Çevre ve Şehircilik Bakan Yardımcısı Prof. Dr. Mehmet Emin Birpınar Çırağan Sarayı'nda düzenlenen Ekonomik İşbirliği ve Kalkınma Teşkilatı (OECD) Çevresel Performans İnceleme Raporu tanıtım toplantısına katıldı.
Toplantıda konuşan Birpınar, OECD'nin çevresel alanda yaptığı çalışmaların yol gösterici olduğunu belirterek, OECD ile iş birliğinin gerek çevre gerekse şehircilik anlamında Türkiye'nin sürdürülebilir kalkınma hedeflerine yaklaşılmasında ön açıcı olacağını düşündüklerini söyledi.
Raporun, Türkiye'nin çevre görünümünü bir kere daha gözden geçirme açısından fırsat sunduğunu anlatan Birpınar, şunları kaydetti:
"Türkiye'nin çevre alanında 2008 yılında hazırlanan son rapordan sonra kaydettiği gelişme bu rapor ile ortaya konmaktadır. Çevre meselesi, siyaset üstü bir meseledir. Çevre meselesi, çocuklarımızın geleceği açısından önemli bir meseledir. Dolayısıyla siyasi kavgaların içerisinde olmaması gerekiyor.
Raporda yer alan iyi örneklerin diğer ülkelerin uygulamalarına da örnek teşkil etmesi tarafımızca memnuniyet yaratacaktır. Bu rapor, izlediğimiz politikalardaki şeffaflığımızın da önemli bir göstergesi olmuştur."
Cumhurbaşkanı Recep Tayyip Erdoğan'ın eşi Emine Erdoğan'ın "Sıfır atık projesi''nin dünyaya örnek teşkil ettiğini vurgulayan Birpınar, "Raporda, uluslararası toplumun benimsediği 'hesap verebilirlik' ilkesine verdiği önem de ortaya konmakta. Söz konusu rapor, çevre alanındaki çabalarımızı ortaya koyması, karşılaştığımız sınamaları çeşitli veriler ışığında yorumlaması, belirli durumlara yönelik tavsiyeler ortaya koyması bağlamında atacağımız adımlara ışık tutmaktadır." ifadelerini kullandı.

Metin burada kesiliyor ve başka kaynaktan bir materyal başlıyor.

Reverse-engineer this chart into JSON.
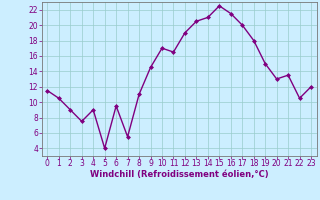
{
  "x": [
    0,
    1,
    2,
    3,
    4,
    5,
    6,
    7,
    8,
    9,
    10,
    11,
    12,
    13,
    14,
    15,
    16,
    17,
    18,
    19,
    20,
    21,
    22,
    23
  ],
  "y": [
    11.5,
    10.5,
    9.0,
    7.5,
    9.0,
    4.0,
    9.5,
    5.5,
    11.0,
    14.5,
    17.0,
    16.5,
    19.0,
    20.5,
    21.0,
    22.5,
    21.5,
    20.0,
    18.0,
    15.0,
    13.0,
    13.5,
    10.5,
    12.0
  ],
  "line_color": "#800080",
  "marker": "D",
  "markersize": 2.0,
  "linewidth": 1.0,
  "bg_color": "#cceeff",
  "grid_color": "#99cccc",
  "xlabel": "Windchill (Refroidissement éolien,°C)",
  "xlabel_color": "#800080",
  "tick_color": "#800080",
  "xlim": [
    -0.5,
    23.5
  ],
  "ylim": [
    3,
    23
  ],
  "yticks": [
    4,
    6,
    8,
    10,
    12,
    14,
    16,
    18,
    20,
    22
  ],
  "xticks": [
    0,
    1,
    2,
    3,
    4,
    5,
    6,
    7,
    8,
    9,
    10,
    11,
    12,
    13,
    14,
    15,
    16,
    17,
    18,
    19,
    20,
    21,
    22,
    23
  ],
  "tick_fontsize": 5.5,
  "xlabel_fontsize": 6.0
}
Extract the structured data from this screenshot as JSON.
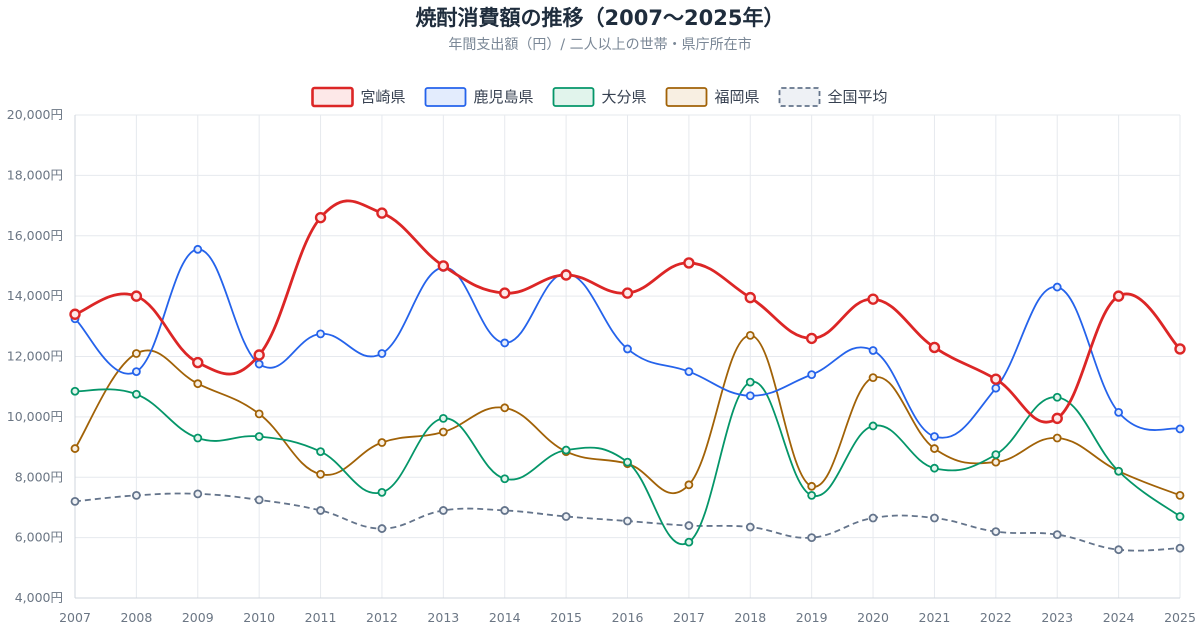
{
  "chart_data": {
    "type": "line",
    "title": "焼酎消費額の推移（2007〜2025年）",
    "subtitle": "年間支出額（円）/ 二人以上の世帯・県庁所在市",
    "categories": [
      "2007",
      "2008",
      "2009",
      "2010",
      "2011",
      "2012",
      "2013",
      "2014",
      "2015",
      "2016",
      "2017",
      "2018",
      "2019",
      "2020",
      "2021",
      "2022",
      "2023",
      "2024",
      "2025"
    ],
    "ylim": [
      4000,
      20000
    ],
    "y_ticks": [
      4000,
      6000,
      8000,
      10000,
      12000,
      14000,
      16000,
      18000,
      20000
    ],
    "y_tick_labels": [
      "4,000円",
      "6,000円",
      "8,000円",
      "10,000円",
      "12,000円",
      "14,000円",
      "16,000円",
      "18,000円",
      "20,000円"
    ],
    "grid": true,
    "legend_position": "top-center",
    "series": [
      {
        "name": "宮崎県",
        "color": "#dc2626",
        "fill": "#fde8e8",
        "dashed": false,
        "bold": true,
        "values": [
          13400,
          14000,
          11800,
          12050,
          16600,
          16750,
          15000,
          14100,
          14700,
          14100,
          15100,
          13950,
          12600,
          13900,
          12300,
          11250,
          9950,
          14000,
          12250
        ]
      },
      {
        "name": "鹿児島県",
        "color": "#2563eb",
        "fill": "#e3ecfd",
        "dashed": false,
        "bold": false,
        "values": [
          13250,
          11500,
          15550,
          11750,
          12750,
          12100,
          14950,
          12450,
          14750,
          12250,
          11500,
          10700,
          11400,
          12200,
          9350,
          10950,
          14300,
          10150,
          9600
        ]
      },
      {
        "name": "大分県",
        "color": "#059669",
        "fill": "#e1f4ec",
        "dashed": false,
        "bold": false,
        "values": [
          10850,
          10750,
          9300,
          9350,
          8850,
          7500,
          9950,
          7950,
          8900,
          8500,
          5850,
          11150,
          7400,
          9700,
          8300,
          8750,
          10650,
          8200,
          6700
        ]
      },
      {
        "name": "福岡県",
        "color": "#a16207",
        "fill": "#f8efe2",
        "dashed": false,
        "bold": false,
        "values": [
          8950,
          12100,
          11100,
          10100,
          8100,
          9150,
          9500,
          10300,
          8850,
          8450,
          7750,
          12700,
          7700,
          11300,
          8950,
          8500,
          9300,
          8200,
          7400
        ]
      },
      {
        "name": "全国平均",
        "color": "#64748b",
        "fill": "#eef1f5",
        "dashed": true,
        "bold": false,
        "values": [
          7200,
          7400,
          7450,
          7250,
          6900,
          6300,
          6900,
          6900,
          6700,
          6550,
          6400,
          6350,
          6000,
          6650,
          6650,
          6200,
          6100,
          5600,
          5650
        ]
      }
    ]
  }
}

İklim değişikliğinin bir kalkınma meselesi olduğuna değinen Birpınar, "Hatırlarsınız geçen sene İstanbul'da bir yağış meydana geldi. 20 dakika sürdü. 20 dakikalık dolu yağışının ekonomimize etkisi 3 milyar liraydı. Herkes kendi kendine tedbir aldı. Benzer bir yağış gelecek diye herkes arabalarının üzerine halılar örtmeye başlamıştı. Devlet olarak vatandaşlarımıza yardımcı olmamız gerekiyor. Son günlerde yaşadığımız sebze ve meyve fiyatları meselesinde de olaylara iklim değişikliği noktasından da bakmamız, tedbirleri almamız lazım." diye konuştu.

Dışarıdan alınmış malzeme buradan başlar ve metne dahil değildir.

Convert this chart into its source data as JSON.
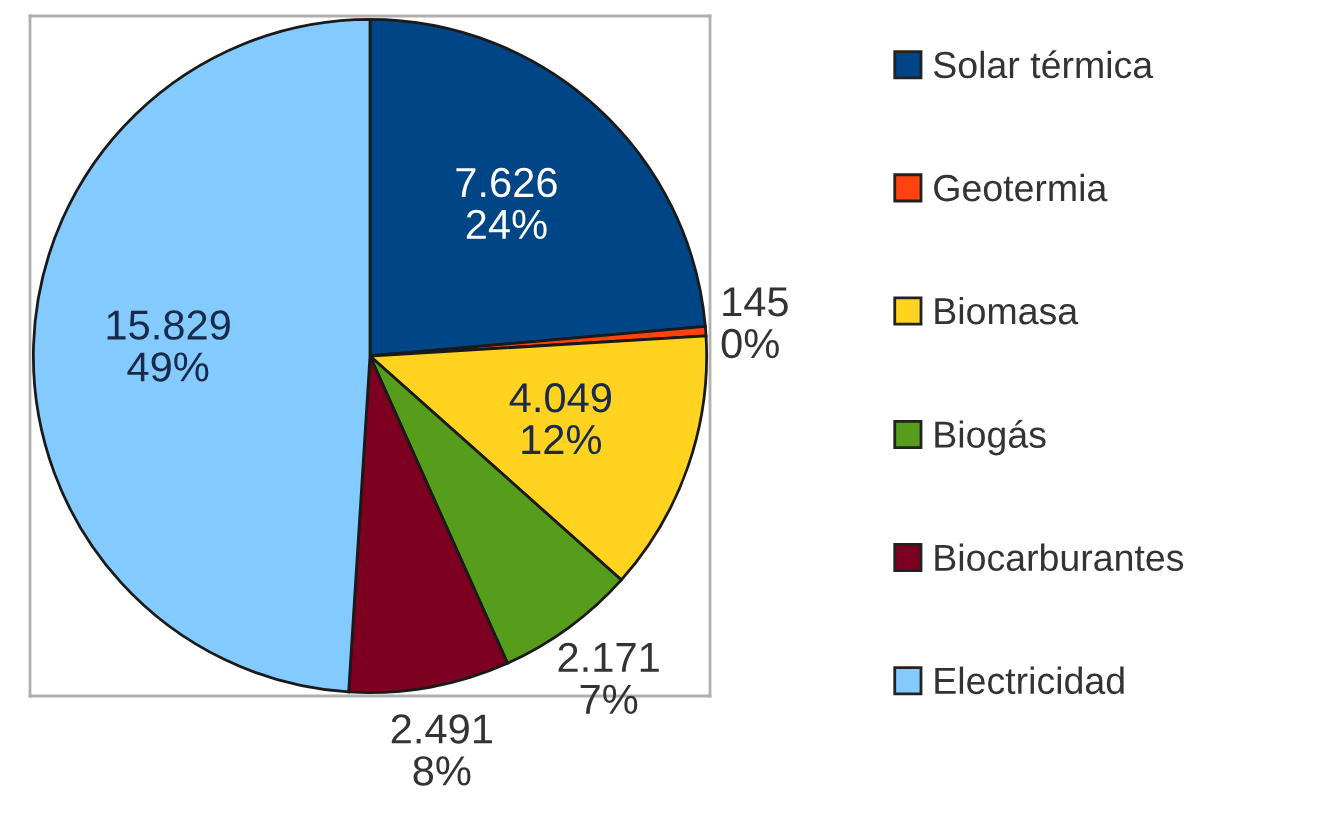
{
  "chart_data": {
    "type": "pie",
    "categories": [
      "Solar térmica",
      "Geotermia",
      "Biomasa",
      "Biogás",
      "Biocarburantes",
      "Electricidad"
    ],
    "values": [
      7626,
      145,
      4049,
      2171,
      2491,
      15829
    ],
    "value_labels": [
      "7.626\n24%",
      "145\n0%",
      "4.049\n12%",
      "2.171\n7%",
      "2.491\n8%",
      "15.829\n49%"
    ],
    "colors": [
      "#004586",
      "#ff420e",
      "#ffd320",
      "#579d1c",
      "#7e0021",
      "#83caff"
    ],
    "legend": "right"
  }
}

Bakan Yardımcısı Birpınar, plastik poşet kullanımının azalmasında ciddi bir başarı elde ettiklerini vurgulayarak, şunları söyledi:
"Bir zincir marketten alınan rakamlara göre, geçen sene ocak ve şubat ayının ilk 40 gününde vatandaşların kullandığı poşet miktarı 79 milyon adet. Bu rakamın 2019'un ilk 40 gününde 19 milyona düştüğünü, yüzde 75'lik bir azalma olduğunu görüyoruz. Bunun devam etmesi arzusundayız. Bu biraz da israfı da önleyen bir durum."

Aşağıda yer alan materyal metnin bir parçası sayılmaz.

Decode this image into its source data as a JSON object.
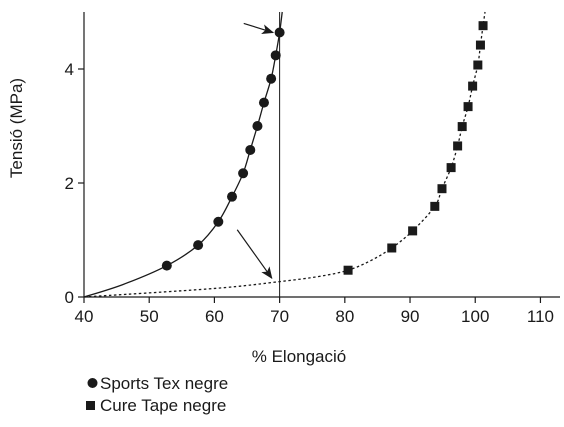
{
  "chart_data": {
    "type": "scatter",
    "xlabel": "% Elongació",
    "ylabel": "Tensió (MPa)",
    "xlim": [
      40,
      113
    ],
    "ylim": [
      0,
      5
    ],
    "xticks": [
      40,
      50,
      60,
      70,
      80,
      90,
      100,
      110
    ],
    "yticks": [
      0,
      2,
      4
    ],
    "grid": false,
    "legend_position": "bottom-left",
    "series": [
      {
        "name": "Sports Tex negre",
        "marker": "circle",
        "line": "solid",
        "color": "#1a1a1a",
        "points": [
          {
            "x": 52.7,
            "y": 0.55
          },
          {
            "x": 57.5,
            "y": 0.91
          },
          {
            "x": 60.6,
            "y": 1.32
          },
          {
            "x": 62.7,
            "y": 1.76
          },
          {
            "x": 64.4,
            "y": 2.17
          },
          {
            "x": 65.5,
            "y": 2.58
          },
          {
            "x": 66.6,
            "y": 3.0
          },
          {
            "x": 67.6,
            "y": 3.41
          },
          {
            "x": 68.7,
            "y": 3.83
          },
          {
            "x": 69.4,
            "y": 4.24
          },
          {
            "x": 70.0,
            "y": 4.64
          }
        ],
        "fit": [
          [
            40,
            0
          ],
          [
            46,
            0.22
          ],
          [
            52.7,
            0.55
          ],
          [
            57.5,
            0.91
          ],
          [
            60.6,
            1.32
          ],
          [
            62.7,
            1.76
          ],
          [
            64.4,
            2.17
          ],
          [
            65.5,
            2.58
          ],
          [
            66.6,
            3.0
          ],
          [
            67.6,
            3.41
          ],
          [
            68.7,
            3.83
          ],
          [
            69.4,
            4.24
          ],
          [
            70.0,
            4.64
          ],
          [
            70.4,
            5.0
          ]
        ]
      },
      {
        "name": "Cure Tape negre",
        "marker": "square",
        "line": "dotted",
        "color": "#1a1a1a",
        "points": [
          {
            "x": 80.5,
            "y": 0.47
          },
          {
            "x": 87.2,
            "y": 0.86
          },
          {
            "x": 90.4,
            "y": 1.16
          },
          {
            "x": 93.8,
            "y": 1.59
          },
          {
            "x": 94.9,
            "y": 1.9
          },
          {
            "x": 96.3,
            "y": 2.27
          },
          {
            "x": 97.3,
            "y": 2.65
          },
          {
            "x": 98.0,
            "y": 2.99
          },
          {
            "x": 98.9,
            "y": 3.34
          },
          {
            "x": 99.6,
            "y": 3.7
          },
          {
            "x": 100.4,
            "y": 4.07
          },
          {
            "x": 100.8,
            "y": 4.42
          },
          {
            "x": 101.2,
            "y": 4.76
          }
        ],
        "fit": [
          [
            40,
            0
          ],
          [
            60,
            0.15
          ],
          [
            70,
            0.27
          ],
          [
            76,
            0.36
          ],
          [
            80.5,
            0.47
          ],
          [
            84,
            0.64
          ],
          [
            87.2,
            0.86
          ],
          [
            90.4,
            1.16
          ],
          [
            93.8,
            1.59
          ],
          [
            94.9,
            1.9
          ],
          [
            96.3,
            2.27
          ],
          [
            97.3,
            2.65
          ],
          [
            98.0,
            2.99
          ],
          [
            98.9,
            3.34
          ],
          [
            99.6,
            3.7
          ],
          [
            100.4,
            4.07
          ],
          [
            100.8,
            4.42
          ],
          [
            101.2,
            4.76
          ],
          [
            101.5,
            5.0
          ]
        ]
      }
    ],
    "reference_line": {
      "x": 70
    },
    "annotations": [
      {
        "kind": "arrow",
        "from": [
          64.5,
          4.8
        ],
        "to": [
          69.0,
          4.64
        ]
      },
      {
        "kind": "arrow",
        "from": [
          63.5,
          1.18
        ],
        "to": [
          68.8,
          0.33
        ]
      }
    ]
  }
}
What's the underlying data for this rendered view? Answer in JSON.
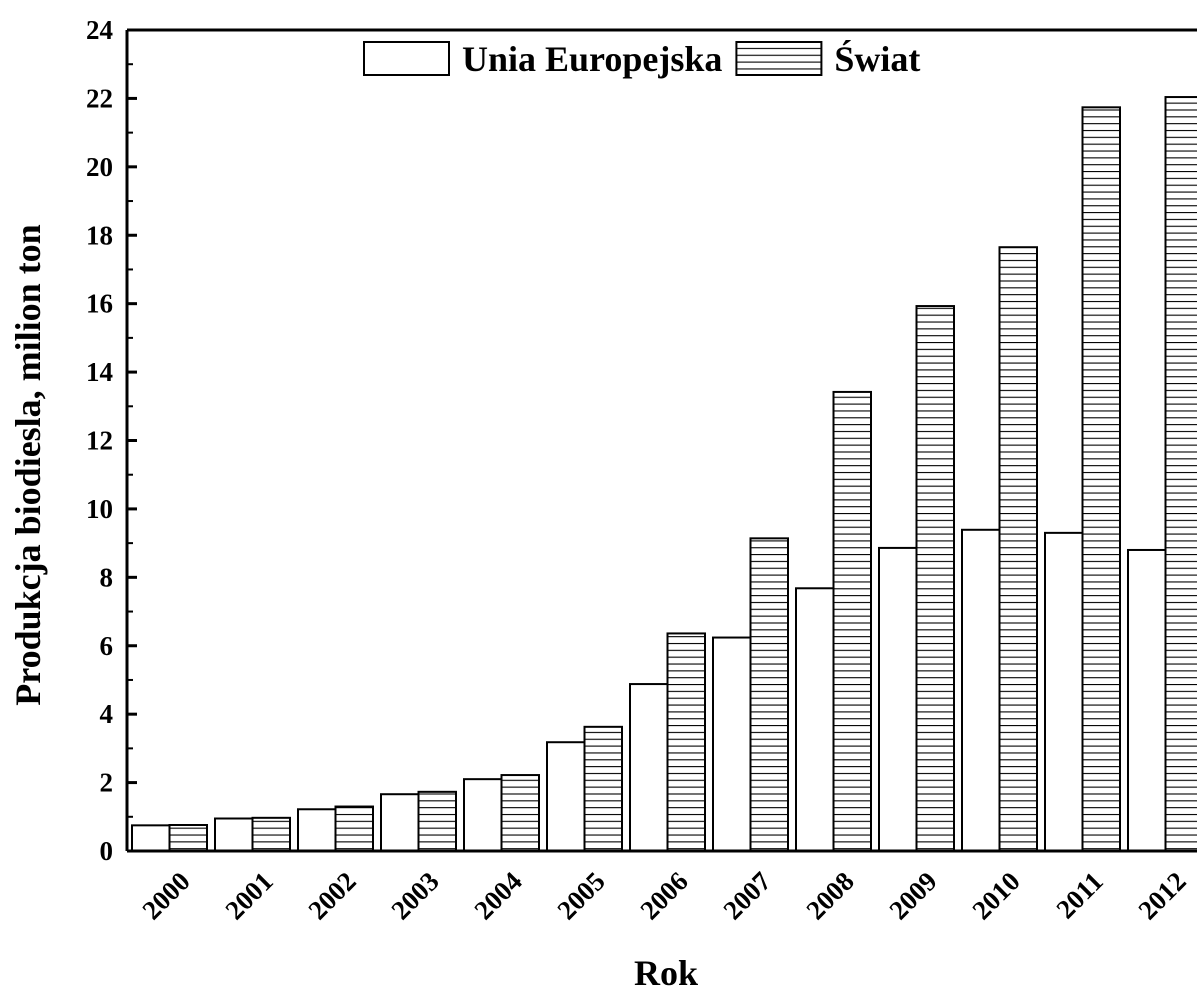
{
  "chart_data": {
    "type": "bar",
    "xlabel": "Rok",
    "ylabel": "Produkcja biodiesla, milion ton",
    "categories": [
      "2000",
      "2001",
      "2002",
      "2003",
      "2004",
      "2005",
      "2006",
      "2007",
      "2008",
      "2009",
      "2010",
      "2011",
      "2012"
    ],
    "series": [
      {
        "name": "Unia Europejska",
        "color": "#ffffff",
        "pattern": "none",
        "values": [
          0.75,
          0.95,
          1.22,
          1.66,
          2.1,
          3.18,
          4.88,
          6.24,
          7.68,
          8.86,
          9.39,
          9.3,
          8.8
        ]
      },
      {
        "name": "Świat",
        "color": "#ffffff",
        "pattern": "horizontal-lines",
        "values": [
          0.76,
          0.97,
          1.3,
          1.73,
          2.22,
          3.63,
          6.36,
          9.14,
          13.42,
          15.93,
          17.65,
          21.74,
          22.04
        ]
      }
    ],
    "ylim": [
      0,
      24
    ],
    "yticks": [
      0,
      2,
      4,
      6,
      8,
      10,
      12,
      14,
      16,
      18,
      20,
      22,
      24
    ],
    "legend": "top"
  }
}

OECD Çevre Direktörü Dr. Rodolfo Lacy ise Türkiye'nin büyümesini ve ne kadar güçlü bir ekonomik kalkınmaya sahip olduğunu gösteren bu güzel şehirde bulunmaktan memnuniyet duyduğunu dile getirdi.
Türkiye'nin ekonomik büyüme açısından çok fazla ilerleme gösterdiğini dile getiren Lacy, "Çevresel baskılara rağmen. Türkiye'deki gayri safi milli hasılanın nasıl büyüdüğünü görüyorsunuz. OECD ülkeleri içerisinde enerji talebinde en yüksek artış gösteren ülke Türkiye. Tabii ki Türkiye'nin OECD ülkeleri ekonomik büyüme açısından da en önde gelen ülkelerden biri olduğunun altını çizmek gerekir." dedi.
YENİLENEBİLİR ENERJİ ARTIYOR
Toplantıda konuşmaların ardından Çevre ve Şehircilik Bakan Yardımcısı Mehmet Emin Birpınar, OECD Çevresel Performans İnceleme Raporu'na ilişkin bilgi verdi.
Raporda, 2008 yılındaki son Çevresel Performans İncelemesi'nden (ÇPİ) bu yana Türkiye'nin, güçlü ekonomik büyümesini çeşitli çevresel baskılardan (hava emisyonları, enerji kullanımı, atık üretimi ve su tüketimi) ayırmayı nispeten başararak ilerleme kaydettiği vurgulandı.
Türkiye'nin başta güneş, rüzgar, jeotermal ve hidroelektrik enerjisi olmak üzere son yıllarda kurulu kapasite bakımından dünyanın önde gelen ülkelerinden biri olduğu aktarılan raporda, yenilenebilir enerjinin toplam birincil enerji arzındaki payının, OECD ortalamasının üstünde olduğuna dikkati çekildi.
ATIK YÖNETİMİ
Türkiye'nin, atık ile ilgili AB direktiflerine neredeyse tamamen uyum sağlayarak ve kentsel atıklar ile tehlikeli atıkların üretimini azaltarak ilerleme kaydettiği kaydedilen raporda, kimyasalların yönetimi anlamında mevzuat bakımından bazı gelişmeler kaydedildiği belirtildi.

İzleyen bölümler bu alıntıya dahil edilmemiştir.